Biggest disappointment: First-round pick Glenn Dorsey. The Chiefs had a strong draft with many rookies playing well. But Dorsey was the showcase of the Kansas City draft. He was expected to make an instant impact, but it never happened. The No. 5 overall pick from LSU was just another rookie defensive tackle. The Chiefs expected him to be so much more. It is way too early to label Dorsey as a bust. Young defensive tackles often need time to develop. And that will be the case for Dorsey, a player who many league observers thought was the jewel of the draft.

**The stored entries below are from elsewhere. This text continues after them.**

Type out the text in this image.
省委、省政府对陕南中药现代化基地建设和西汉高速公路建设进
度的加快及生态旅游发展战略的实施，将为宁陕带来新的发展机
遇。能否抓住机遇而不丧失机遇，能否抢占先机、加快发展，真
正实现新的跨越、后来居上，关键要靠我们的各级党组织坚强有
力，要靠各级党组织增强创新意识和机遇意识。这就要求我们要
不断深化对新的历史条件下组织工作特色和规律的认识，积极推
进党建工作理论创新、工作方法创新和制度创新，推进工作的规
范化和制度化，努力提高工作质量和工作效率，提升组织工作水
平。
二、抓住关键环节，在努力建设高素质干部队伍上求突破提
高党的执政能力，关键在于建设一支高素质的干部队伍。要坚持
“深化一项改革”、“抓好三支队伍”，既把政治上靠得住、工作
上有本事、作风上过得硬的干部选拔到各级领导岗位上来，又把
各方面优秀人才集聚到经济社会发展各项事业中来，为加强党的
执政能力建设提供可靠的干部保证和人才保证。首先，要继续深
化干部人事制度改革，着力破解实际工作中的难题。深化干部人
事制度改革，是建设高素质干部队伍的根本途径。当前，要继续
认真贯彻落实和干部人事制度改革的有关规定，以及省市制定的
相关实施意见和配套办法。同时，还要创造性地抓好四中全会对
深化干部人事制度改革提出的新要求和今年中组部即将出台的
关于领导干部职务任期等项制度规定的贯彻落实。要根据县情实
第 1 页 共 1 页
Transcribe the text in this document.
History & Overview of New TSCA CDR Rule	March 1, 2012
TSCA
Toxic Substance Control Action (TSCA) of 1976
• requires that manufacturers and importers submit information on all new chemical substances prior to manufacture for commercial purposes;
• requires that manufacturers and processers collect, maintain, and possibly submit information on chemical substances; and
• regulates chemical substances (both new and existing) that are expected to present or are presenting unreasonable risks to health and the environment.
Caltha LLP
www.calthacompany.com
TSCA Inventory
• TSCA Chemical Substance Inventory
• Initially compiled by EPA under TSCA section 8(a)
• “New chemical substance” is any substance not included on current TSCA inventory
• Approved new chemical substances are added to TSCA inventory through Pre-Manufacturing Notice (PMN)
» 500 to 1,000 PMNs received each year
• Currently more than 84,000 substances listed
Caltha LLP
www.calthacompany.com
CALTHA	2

Biggest need: The Chiefs have plenty of needs, but their greatest area of they need to address is at defensive end. Kansas City needs an impact pass-rusher. It had one in Jared Allen but he was traded for several draft picks in April. The Chiefs missed him. Kansas City had 10 sacks, which set an NFL record for fewest sacks.
Keep Gonzalez: While the Chiefs are entering a state of change, there needs to be one constant from the past. The team has to convince Gonzalez to stay. Even at 32, he is their best player. Gonzalez wanted to be traded in October, but potential deals near the deadline were scuttled. He said earlier this month that he'll need to see what direction the team is going in before deciding to ask for a trade again or whether he wants to return. If he believes the Chiefs can contend in 2009, Gonzalez will likely come back. The new Kansas City brass has to convince Gonzalez the team will win immediately. Losing its best player would be a major blow for Kansas City as it enters a new era of leadership.